Because Frederick was also a very handsome young man (as photographs of him c. 1896 show), Paris would have been a
wide-open
field for romantic adventures. A white American who knew the city well commented, with a hint of envy, that “Frenchmen do not connect the negro as we do, with plantation days. Fair women look upon him with love and admiration, as Desdemona looked upon Othello.” Even more relevant to Frederick was the man’s remark that “everywhere you find the same thing. Colored valets traveling with Americans are raved over by pretty French maids.”

Paris in the 1890s was seen worldwide as the capital of modern urban civilization—a place where everyone with any pretense to sophistication or social standing longed to be. Frederick’s life there
was the last stage of his basic education in the ways of the world. After Paris, with its museums and theaters, monuments and grand boulevards, cafés and fashionable shops, temples to haute cuisine and raucous vaudeville, there was little any other city in Western Europe could offer Frederick that he had not already seen.

During the next three years, Frederick traveled extensively, working in different cities for months at a time, and returned to Paris twice. This involved crossing multiple borders, and even though most
European
countries did not require passports from visitors, an official government document could still be useful as identification; it would also provide a traveler with protection in case he got into any kind of trouble. Frederick applied for his first passport in Paris on March 17, 1896. Among the questions he had to answer was how soon he would return to the United States, and he responded “two years.”
However
, it is not clear if he meant this or if he simply said whatever he thought would help him keep his options open (American passports had to be renewed every two years).

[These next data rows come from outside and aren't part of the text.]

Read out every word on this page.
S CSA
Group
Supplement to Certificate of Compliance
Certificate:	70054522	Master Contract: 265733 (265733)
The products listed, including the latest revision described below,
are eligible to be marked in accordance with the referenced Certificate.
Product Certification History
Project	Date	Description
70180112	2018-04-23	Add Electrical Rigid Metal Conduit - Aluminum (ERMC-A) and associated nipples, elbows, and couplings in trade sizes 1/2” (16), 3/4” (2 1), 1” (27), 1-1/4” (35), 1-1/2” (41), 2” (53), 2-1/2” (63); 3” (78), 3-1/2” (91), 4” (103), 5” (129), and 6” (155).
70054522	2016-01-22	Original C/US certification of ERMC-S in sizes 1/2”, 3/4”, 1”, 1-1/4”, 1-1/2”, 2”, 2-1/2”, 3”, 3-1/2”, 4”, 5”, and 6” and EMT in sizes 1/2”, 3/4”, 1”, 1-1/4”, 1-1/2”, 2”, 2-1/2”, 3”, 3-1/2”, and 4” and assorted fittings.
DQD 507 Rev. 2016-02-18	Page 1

It would not have been in his interest to make the embassy staff suspect that he might have left the United States for good. He also began falsifying his past, something he would continue later as well, by giving Louisville, Kentucky, as his birthplace, and Brooklyn as his permanent place of residence. Perhaps his reasons were that India was still living in Louisville and that not all blacks had been slaves there. Naming Brooklyn might also have forestalled offhand comments from the second secretary at the embassy, with whom Frederick dealt and who, like his father the ambassador, was a southerner.

After Paris, Frederick went first to Brussels and then to Ostend, a popular Belgian resort on the North Sea. There he worked at the Grand Hôtel Fontaine, which, although not particularly
expensive
, was recommended by Baedeker’s, a respected tourist guide at the time. Unlike most of the other hotels in Ostend, which closed
for the cold season, the Grand Hôtel Fontaine remained open all year. However, Frederick left and went on to the south of France.

The fall of 1896 is probably when he came to the Riviera for the first time, and this is where his expertise and skills were
recognized
and rewarded in a remarkable way: he became a headwaiter for the season. His employer was a Monsieur G. Morel, the proprietor of the well-known Hôtel des Anglais in Cannes. The hotel, on the northern edge of town, prided itself on having an admirable southern exposure, a beautiful pleasure garden, and a recherché cuisine and cellar, and on providing luxury, comfort, careful service, a lift, hotel baths, telephone, and entertainments such as tennis and billiards. The position of headwaiter in a large establishment like this that catered to a demanding international clientele carried considerable responsibility. It would also have been coveted by experienced,
native
French waiters. Frederick’s command of English—even though his English was heavily accented—would have been an asset for the hotel’s restaurant because many tourists from Great Britain came to Cannes. But he could not have gotten the job if he did not have command of idiomatic French, which he would have needed to
communicate
with the management, the waiters, and the rest of the staff. He would also have needed to develop a good understanding of the psychology and cultures of the different classes and nationalities of Europeans with whom he dealt.